I call myself the Information Philosopher because I have developed a new method of solving problems in philosophy and physics, not by clever arguments with words, but by examining information structures in the universe, especially those that communicate with one another.
I earned a Ph.D in Astrophysics from Harvard in 1968 and am now an Associate in the Harvard Astronomy Department.
I have also been an entrepreneur, holding several patents and am the inventor of a number of the earliest computer games, including Parker Brothers Merlin (1978).
As a software developer for Apple, I wrote the first desktop publishing program, MacPublisher,
in 1984 for the then new Macintosh computer.
I helped Christopher Lydon and Dave Winer create the very first Podcasts in 2003.
I've spent much of my life building tools to "help communities communicate." I try to "put the means of production in the hands of the people," not as Karl Marx imagined by nationalizing them, but by making them affordable, even free and "open source."

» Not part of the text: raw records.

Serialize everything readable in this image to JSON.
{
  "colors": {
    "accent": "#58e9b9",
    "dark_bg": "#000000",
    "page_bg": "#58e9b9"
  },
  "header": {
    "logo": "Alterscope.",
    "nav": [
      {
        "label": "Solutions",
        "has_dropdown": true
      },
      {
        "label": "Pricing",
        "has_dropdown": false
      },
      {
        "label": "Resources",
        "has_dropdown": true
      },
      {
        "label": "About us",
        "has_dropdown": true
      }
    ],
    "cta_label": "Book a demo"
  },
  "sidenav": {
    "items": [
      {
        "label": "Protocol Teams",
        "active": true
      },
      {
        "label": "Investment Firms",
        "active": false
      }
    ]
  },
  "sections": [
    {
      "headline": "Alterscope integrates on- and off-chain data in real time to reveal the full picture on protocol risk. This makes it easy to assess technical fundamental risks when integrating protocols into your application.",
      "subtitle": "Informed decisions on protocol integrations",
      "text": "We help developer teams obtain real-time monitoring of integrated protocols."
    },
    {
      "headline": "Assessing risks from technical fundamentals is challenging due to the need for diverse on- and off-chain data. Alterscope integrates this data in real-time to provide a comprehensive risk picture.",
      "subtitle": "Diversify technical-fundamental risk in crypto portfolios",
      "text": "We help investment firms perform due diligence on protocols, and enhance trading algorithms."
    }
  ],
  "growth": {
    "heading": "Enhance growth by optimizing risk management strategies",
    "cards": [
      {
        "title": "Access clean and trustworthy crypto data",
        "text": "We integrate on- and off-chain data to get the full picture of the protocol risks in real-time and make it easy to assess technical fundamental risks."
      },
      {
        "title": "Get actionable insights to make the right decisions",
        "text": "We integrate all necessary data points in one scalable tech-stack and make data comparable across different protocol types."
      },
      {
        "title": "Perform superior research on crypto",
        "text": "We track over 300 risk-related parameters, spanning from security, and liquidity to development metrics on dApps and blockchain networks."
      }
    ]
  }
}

My goal for my books and informationphilosopher.com website is to provide web pages on all the major philosophers and scientists who have worked on the problems of freedom, value, and knowledge. Each page has excerpts from a thinker's work and a critical analysis. The original three major sections of the website each have a history of the problem, the relevant physics, biology, cosmology, etc, and pages on the core concepts of the problem. In recent years, sections have been added on the mind, chance, and the quantum.
I may have read more works of philosophers and scientists than any other modern thinker, and I have critically analyzed and written about the ideas of hundreds of thinkers on my I-Phi web pages. My own books are based on the pages of my website built over the last two decades.